During the instructions about goals, realizations from the theory of goal setting should be considered. These show that from goals, a performance-enhancing effect can proceed. Thus, on the one hand, ambitious goals and, on the other hand, specific, preferable quantified goals lead to a higher performance than low set and nonspecific, qualitatively formulated goals as, for example, “do your best” or “work at a moderate pace.” A condition for these positive effects on the performance is, however, the fact that a working person assesses a given or declared goal as realistic. The extent to which the goals affect the performance, additionally, depends on variables like the goal commitment and feedback. The goal commitment expresses how willing employees are to commit themselves to a certain goal or how high the resistance is to give up the goal or to downgrade the emphasis of the goal. The higher the goal commitment is, the larger the action intensity and perseverance and, thus, the achievement. A possibility of strengthening the goal commitment and increasing the associated performance exists in setting monetary incentives.

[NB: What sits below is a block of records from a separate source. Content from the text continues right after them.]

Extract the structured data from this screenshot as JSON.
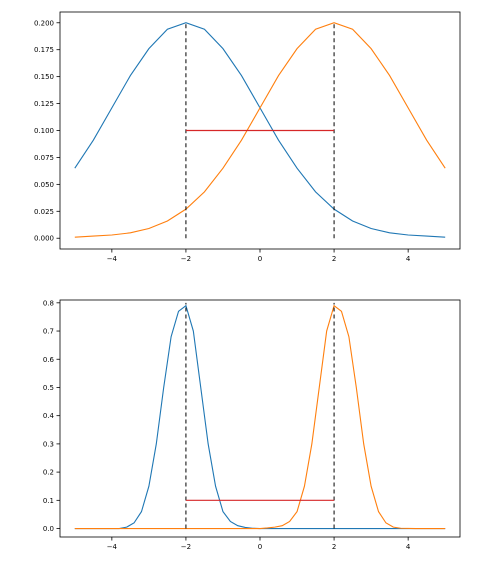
{
  "chart_data": [
    {
      "type": "line",
      "title": "",
      "xlabel": "",
      "ylabel": "",
      "xlim": [
        -5.4,
        5.4
      ],
      "ylim": [
        -0.01,
        0.21
      ],
      "xticks": [
        -4,
        -2,
        0,
        2,
        4
      ],
      "xtick_labels": [
        "−4",
        "−2",
        "0",
        "2",
        "4"
      ],
      "yticks": [
        0.0,
        0.025,
        0.05,
        0.075,
        0.1,
        0.125,
        0.15,
        0.175,
        0.2
      ],
      "ytick_labels": [
        "0.000",
        "0.025",
        "0.050",
        "0.075",
        "0.100",
        "0.125",
        "0.150",
        "0.175",
        "0.200"
      ],
      "grid": false,
      "colors": {
        "series_a": "#1f77b4",
        "series_b": "#ff7f0e",
        "segment": "#d62728",
        "marker": "#000000"
      },
      "series": [
        {
          "x": [
            -5.0,
            -4.5,
            -4.0,
            -3.5,
            -3.0,
            -2.5,
            -2.0,
            -1.5,
            -1.0,
            -0.5,
            0.0,
            0.5,
            1.0,
            1.5,
            2.0,
            2.5,
            3.0,
            3.5,
            4.0,
            4.5,
            5.0
          ],
          "values": [
            0.065,
            0.091,
            0.121,
            0.151,
            0.176,
            0.194,
            0.2,
            0.194,
            0.176,
            0.151,
            0.121,
            0.091,
            0.065,
            0.043,
            0.027,
            0.016,
            0.009,
            0.005,
            0.003,
            0.002,
            0.001
          ]
        },
        {
          "x": [
            -5.0,
            -4.5,
            -4.0,
            -3.5,
            -3.0,
            -2.5,
            -2.0,
            -1.5,
            -1.0,
            -0.5,
            0.0,
            0.5,
            1.0,
            1.5,
            2.0,
            2.5,
            3.0,
            3.5,
            4.0,
            4.5,
            5.0
          ],
          "values": [
            0.001,
            0.002,
            0.003,
            0.005,
            0.009,
            0.016,
            0.027,
            0.043,
            0.065,
            0.091,
            0.121,
            0.151,
            0.176,
            0.194,
            0.2,
            0.194,
            0.176,
            0.151,
            0.121,
            0.091,
            0.065
          ]
        }
      ],
      "vertical_lines": [
        {
          "x": -2,
          "y_from": 0,
          "y_to": 0.2
        },
        {
          "x": 2,
          "y_from": 0,
          "y_to": 0.2
        }
      ],
      "horizontal_segment": {
        "x_from": -2,
        "x_to": 2,
        "y": 0.1
      }
    },
    {
      "type": "line",
      "title": "",
      "xlabel": "",
      "ylabel": "",
      "xlim": [
        -5.4,
        5.4
      ],
      "ylim": [
        -0.03,
        0.81
      ],
      "xticks": [
        -4,
        -2,
        0,
        2,
        4
      ],
      "xtick_labels": [
        "−4",
        "−2",
        "0",
        "2",
        "4"
      ],
      "yticks": [
        0.0,
        0.1,
        0.2,
        0.3,
        0.4,
        0.5,
        0.6,
        0.7,
        0.8
      ],
      "ytick_labels": [
        "0.0",
        "0.1",
        "0.2",
        "0.3",
        "0.4",
        "0.5",
        "0.6",
        "0.7",
        "0.8"
      ],
      "grid": false,
      "colors": {
        "series_a": "#1f77b4",
        "series_b": "#ff7f0e",
        "segment": "#d62728",
        "marker": "#000000"
      },
      "series": [
        {
          "x": [
            -5.0,
            -3.8,
            -3.6,
            -3.4,
            -3.2,
            -3.0,
            -2.8,
            -2.6,
            -2.4,
            -2.2,
            -2.0,
            -1.8,
            -1.6,
            -1.4,
            -1.2,
            -1.0,
            -0.8,
            -0.6,
            -0.4,
            -0.2,
            0.0,
            0.4,
            1.0,
            5.0
          ],
          "values": [
            0.0,
            0.0,
            0.005,
            0.02,
            0.06,
            0.15,
            0.3,
            0.5,
            0.68,
            0.77,
            0.79,
            0.7,
            0.5,
            0.3,
            0.15,
            0.06,
            0.025,
            0.01,
            0.004,
            0.001,
            0.0,
            0.0,
            0.0,
            0.0
          ]
        },
        {
          "x": [
            -5.0,
            -1.0,
            0.0,
            0.2,
            0.4,
            0.6,
            0.8,
            1.0,
            1.2,
            1.4,
            1.6,
            1.8,
            2.0,
            2.2,
            2.4,
            2.6,
            2.8,
            3.0,
            3.2,
            3.4,
            3.6,
            3.8,
            4.2,
            5.0
          ],
          "values": [
            0.0,
            0.0,
            0.0,
            0.002,
            0.005,
            0.01,
            0.025,
            0.06,
            0.15,
            0.3,
            0.5,
            0.7,
            0.79,
            0.77,
            0.68,
            0.5,
            0.3,
            0.15,
            0.06,
            0.02,
            0.005,
            0.001,
            0.0,
            0.0
          ]
        }
      ],
      "vertical_lines": [
        {
          "x": -2,
          "y_from": 0,
          "y_to": 0.8
        },
        {
          "x": 2,
          "y_from": 0,
          "y_to": 0.8
        }
      ],
      "horizontal_segment": {
        "x_from": -2,
        "x_to": 2,
        "y": 0.1
      }
    }
  ]
}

Thus, coworkers pursue goals whose reaching or reaching degree has effects on their payment substantially more consistently than goals, which are not coupled to their payment. Thus, the probability of achieving the objectives rises. Feedbacks, which give information to the employees about the goal reaching degree during the work process positively influence the effects of goal setting on performance.

Due to the knowledge about existing discrepancies between the goal and the current performance level, th employee can increase action intensity and duration and, thus, eliminate these discrepancies. The valid rules of the work process (instructions about operations) are also called work methods. A work method usually applies to all people who are active in a work system. By work manner the individual execution of the work method is understood (REFA, 1993). If the work method is given and the dispersion of the individual work manner is small, then a high method level is referred to. The method level is affected, on the one hand, by the level of organization of a work system and, on the other hand, by the abilities and skills of the employees. These two influencing variables depend again on the repeating frequency of jo orders.

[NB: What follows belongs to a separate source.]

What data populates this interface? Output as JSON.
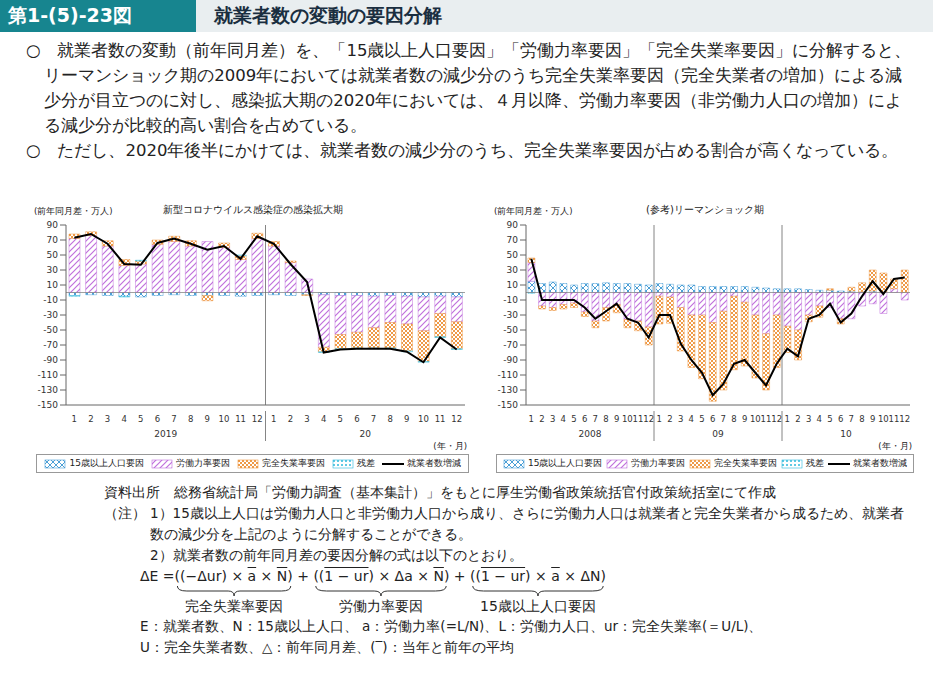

A high method level — usual in line and mass production — offers only small interpretation clearance to the employee concerning the redefinition of the job order. Beyond that, the factors including the comprehensibility and acceptance of the job order, typical expectations and values of the working person, and existing experiences with considerably similar orders affect the redefinition process. Work tasks can be differentiated into primary and secondary tasks. “Each system or sub-system has, however, at any given time, one task which may be defined as its primary task — the task which it is created to perform”. Value generating activities are a direct result of a primary task. They create value for the internal and external customers. The processing of secondary tasks is not directly valuable, however, it forms a condition for fulfilling the primary task and achieving the goals of a work system (e.g., annual cost reduction around 3%). Secondary tasks can be separated into tasks of system regularization, preservation, and optimization. The tasks of system regularization include, for example, the job order planning and production control. Typical tasks of system preservation are preventive maintenance and repair related to the technical subsystem of a work system. With reference to the social subsystem, consisting of the employees, for example, training measures can be added to the tasks of system preservation. Among tasks of system optimization is, for example, the implementing of the CIP in a work system. The detailed fixing of the boundaries cannot be made solely by formal rules set by the enterprise, as the work system, on the one hand, is subject to changes in the time response (e.g., coworker turnover) and the environment of the work system, on the other hand, changes its demands (e.g., due to changed customer’s requests) on the system.

 According to the theory of social systems, the fixing of the boundaries rather takes place by the work system itself. Creating boundaries between system and environment is an achievement, which generates the system partially itself. Even if processes creating the boundaries do not take place consciously in every case, the creating of the boundaries can be interpreted as another secondary task. The subject of this task clarifies whether certain activities are to be implemented in the work system or its environment (e.g., a work system, which is preliminary in the process). Furthermore, the work system and its environment (e.g., other work systems, supervisor) have to clarify how certain tasks have to be fulfilled. This clarifying process, thereby, primarily refers to those activities, which were not specified clearly by organizational rules or the work method.

The type and range of the primary and secondary tasks determine the range for decision and activity of employees in a work system. Range for decision and activity makes an individual and collective self-regularization possible and forms a condition for the increase in work motivation of the employees.